Syed Shukur Ali, BSS
CALGARY, Canada, Sept 19, 2023 (BSS) - Energy demand will continue to grow in the coming years even as the world gradually transitions from fossil fuels to renewable sources, according to three top executives from oil companies attending the 24th World Petroleum Congress (WPC) here.
They made the remarks while taking part in the panel discussion yesterday (18 September).
Chief Executive of US ExxonMobil Darren Woods said that as the world's economy continues to grow, that will drive energy demand higher. But he warned that it is difficult to replace today's energy system where oil consumption stands at approximately 100 million barrels per day.
"We have got to come up with solutions to see the transition happen. There seems to be somewhat of a wishful thinking that we are going to flip the switch and we will go from where we are today to where we will be tomorrow. I think people underestimate the size of the global energy system and the challenge of moving from what we have today," said Woods.
He emphasised that oil and natural gas fields face a natural production decline every year, so the industry needs to maintain some level of investment; otherwise, the world will run short of supply and prices will rise.

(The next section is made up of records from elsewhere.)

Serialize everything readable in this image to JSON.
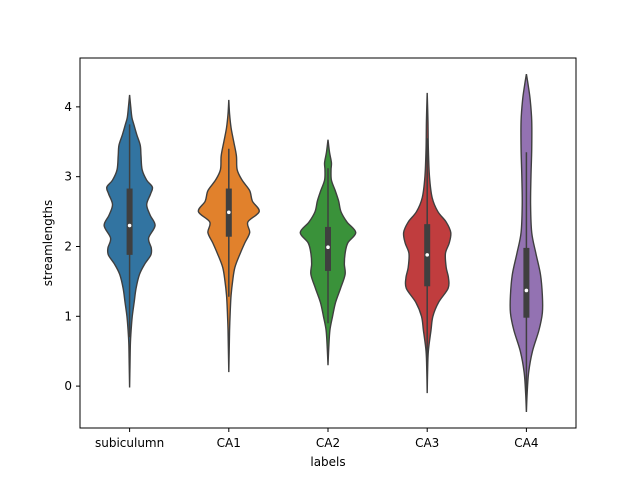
{
  "chart_data": {
    "type": "violin",
    "xlabel": "labels",
    "ylabel": "streamlengths",
    "categories": [
      "subiculumn",
      "CA1",
      "CA2",
      "CA3",
      "CA4"
    ],
    "ylim": [
      -0.6,
      4.7
    ],
    "yticks": [
      0,
      1,
      2,
      3,
      4
    ],
    "grid": false,
    "violins": [
      {
        "category": "subiculumn",
        "color": "#3274a1",
        "min": -0.02,
        "max": 4.17,
        "whisker_low": 0.7,
        "whisker_high": 3.75,
        "q1": 1.88,
        "median": 2.3,
        "q3": 2.83,
        "profile": [
          [
            -0.02,
            0
          ],
          [
            0.3,
            0.01
          ],
          [
            0.6,
            0.02
          ],
          [
            0.8,
            0.04
          ],
          [
            1.0,
            0.07
          ],
          [
            1.2,
            0.12
          ],
          [
            1.4,
            0.17
          ],
          [
            1.6,
            0.26
          ],
          [
            1.75,
            0.4
          ],
          [
            1.88,
            0.56
          ],
          [
            1.98,
            0.57
          ],
          [
            2.12,
            0.5
          ],
          [
            2.3,
            0.67
          ],
          [
            2.45,
            0.54
          ],
          [
            2.6,
            0.45
          ],
          [
            2.75,
            0.55
          ],
          [
            2.85,
            0.6
          ],
          [
            2.95,
            0.45
          ],
          [
            3.1,
            0.33
          ],
          [
            3.3,
            0.3
          ],
          [
            3.45,
            0.28
          ],
          [
            3.6,
            0.19
          ],
          [
            3.75,
            0.11
          ],
          [
            3.85,
            0.06
          ],
          [
            4.0,
            0.03
          ],
          [
            4.17,
            0
          ]
        ]
      },
      {
        "category": "CA1",
        "color": "#e1812c",
        "min": 0.2,
        "max": 4.1,
        "whisker_low": 1.28,
        "whisker_high": 3.4,
        "q1": 2.14,
        "median": 2.49,
        "q3": 2.83,
        "profile": [
          [
            0.2,
            0
          ],
          [
            0.5,
            0.01
          ],
          [
            0.8,
            0.02
          ],
          [
            1.1,
            0.04
          ],
          [
            1.3,
            0.06
          ],
          [
            1.5,
            0.1
          ],
          [
            1.7,
            0.16
          ],
          [
            1.9,
            0.3
          ],
          [
            2.05,
            0.42
          ],
          [
            2.2,
            0.55
          ],
          [
            2.35,
            0.5
          ],
          [
            2.5,
            0.8
          ],
          [
            2.65,
            0.62
          ],
          [
            2.8,
            0.55
          ],
          [
            2.95,
            0.35
          ],
          [
            3.1,
            0.22
          ],
          [
            3.3,
            0.2
          ],
          [
            3.5,
            0.13
          ],
          [
            3.7,
            0.06
          ],
          [
            3.9,
            0.02
          ],
          [
            4.1,
            0
          ]
        ]
      },
      {
        "category": "CA2",
        "color": "#3a923a",
        "min": 0.3,
        "max": 3.53,
        "whisker_low": 0.9,
        "whisker_high": 3.12,
        "q1": 1.65,
        "median": 1.99,
        "q3": 2.28,
        "profile": [
          [
            0.3,
            0
          ],
          [
            0.55,
            0.02
          ],
          [
            0.8,
            0.05
          ],
          [
            1.0,
            0.12
          ],
          [
            1.2,
            0.2
          ],
          [
            1.4,
            0.33
          ],
          [
            1.6,
            0.45
          ],
          [
            1.75,
            0.43
          ],
          [
            1.9,
            0.45
          ],
          [
            2.05,
            0.52
          ],
          [
            2.2,
            0.73
          ],
          [
            2.35,
            0.5
          ],
          [
            2.5,
            0.34
          ],
          [
            2.65,
            0.28
          ],
          [
            2.8,
            0.19
          ],
          [
            2.95,
            0.09
          ],
          [
            3.1,
            0.08
          ],
          [
            3.2,
            0.09
          ],
          [
            3.35,
            0.04
          ],
          [
            3.53,
            0
          ]
        ]
      },
      {
        "category": "CA3",
        "color": "#c03d3e",
        "min": -0.1,
        "max": 4.2,
        "whisker_low": 0.35,
        "whisker_high": 3.55,
        "q1": 1.43,
        "median": 1.88,
        "q3": 2.32,
        "profile": [
          [
            -0.1,
            0
          ],
          [
            0.2,
            0.01
          ],
          [
            0.5,
            0.03
          ],
          [
            0.8,
            0.1
          ],
          [
            1.0,
            0.15
          ],
          [
            1.2,
            0.3
          ],
          [
            1.4,
            0.55
          ],
          [
            1.55,
            0.56
          ],
          [
            1.7,
            0.5
          ],
          [
            1.9,
            0.48
          ],
          [
            2.05,
            0.58
          ],
          [
            2.2,
            0.62
          ],
          [
            2.35,
            0.5
          ],
          [
            2.5,
            0.28
          ],
          [
            2.7,
            0.13
          ],
          [
            3.0,
            0.06
          ],
          [
            3.4,
            0.03
          ],
          [
            3.8,
            0.02
          ],
          [
            4.2,
            0
          ]
        ]
      },
      {
        "category": "CA4",
        "color": "#9372b2",
        "min": -0.37,
        "max": 4.47,
        "whisker_low": -0.15,
        "whisker_high": 3.35,
        "q1": 0.98,
        "median": 1.37,
        "q3": 1.98,
        "profile": [
          [
            -0.37,
            0
          ],
          [
            -0.1,
            0.02
          ],
          [
            0.2,
            0.06
          ],
          [
            0.5,
            0.16
          ],
          [
            0.8,
            0.33
          ],
          [
            1.05,
            0.42
          ],
          [
            1.3,
            0.42
          ],
          [
            1.6,
            0.37
          ],
          [
            1.9,
            0.25
          ],
          [
            2.2,
            0.14
          ],
          [
            2.6,
            0.11
          ],
          [
            3.0,
            0.12
          ],
          [
            3.4,
            0.14
          ],
          [
            3.8,
            0.14
          ],
          [
            4.1,
            0.1
          ],
          [
            4.3,
            0.05
          ],
          [
            4.47,
            0
          ]
        ]
      }
    ]
  }
}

"My sense is it will be a transition. It will take time, and hopefully energy will continue to grow with much less emissions associated with it," he added.
Woods also said governments around the world need policies focusing on reducing emissions and not getting rid of the existing energy system -more specifically, oil and gas.
Saudi Aramco president and chief executive Amin Nasser said even during an economic slowdown in recent years and lasting until today in many countries, energy demand was rising.
"Demand will continue to grow because we are also making a lot of progress in terms of reducing emissions of conventional energy," Nasser told the panel.
He said oil and gas production will be much cleaner in the future, as the industry continues to work on new technologies. Saudi Aramco CEO mentioned that global energy security is at risk from 'premature' phase out of fossil fuels.
"We need to continue investing in conventional energy while decarbonizing at the same time and build renewables at the speed we can," Nasser said.
Hou Qijun, president of China National Petroleum Corporation, believed that it is very important to speed up the energy transition as demand continues to grow.
"The most important part of building the new (energy) is maintaining a stable and secure supply of hydrocarbon production. While transitioning towards low-carbon new energies, we must also bear in mind the necessity of socio-economic development of millions of people," said Qijun.
"Without a stable and secure supply of current energy, their lives will be significantly impacted."
Minister for Energy Affairs of Saudi Arabia Prince Abdulaziz bin Salman Al Saud said that the kingdom can support other nations' energy transitions.
"Saudi Arabia is committed to the idea of the energy transition, not just domestically but also in supporting other nations on their journey, as the kingdom will continue to champion the importance of energy security," he said.
Saudi Arabia's ambition is to generate 50 percent of its electricity from renewables, and to possibly act as a bridge for bringing parties together for the trade of hydrogen and renewable electricity, Al Saud said.
Canada's Minister of Energy and Natural Resources Jonathan Wilkinson said Canada is facing a series of challenges on its road to net zero with provincial governments on different pathways.
He told the audience that the world needs to achieve net zero emissions by 2050 and that meaningful progress by 2030 is necessary.
Alberta Premier Danielle Smith struck a similar note when she said her government and the industry will work to continue providing hydrocarbons to consumers while reducing upstream emissions.
Earlier, Indigo Circus performers entertained the audience by lighting up the room with fire twirling and feats using hoops at the opening ceremony.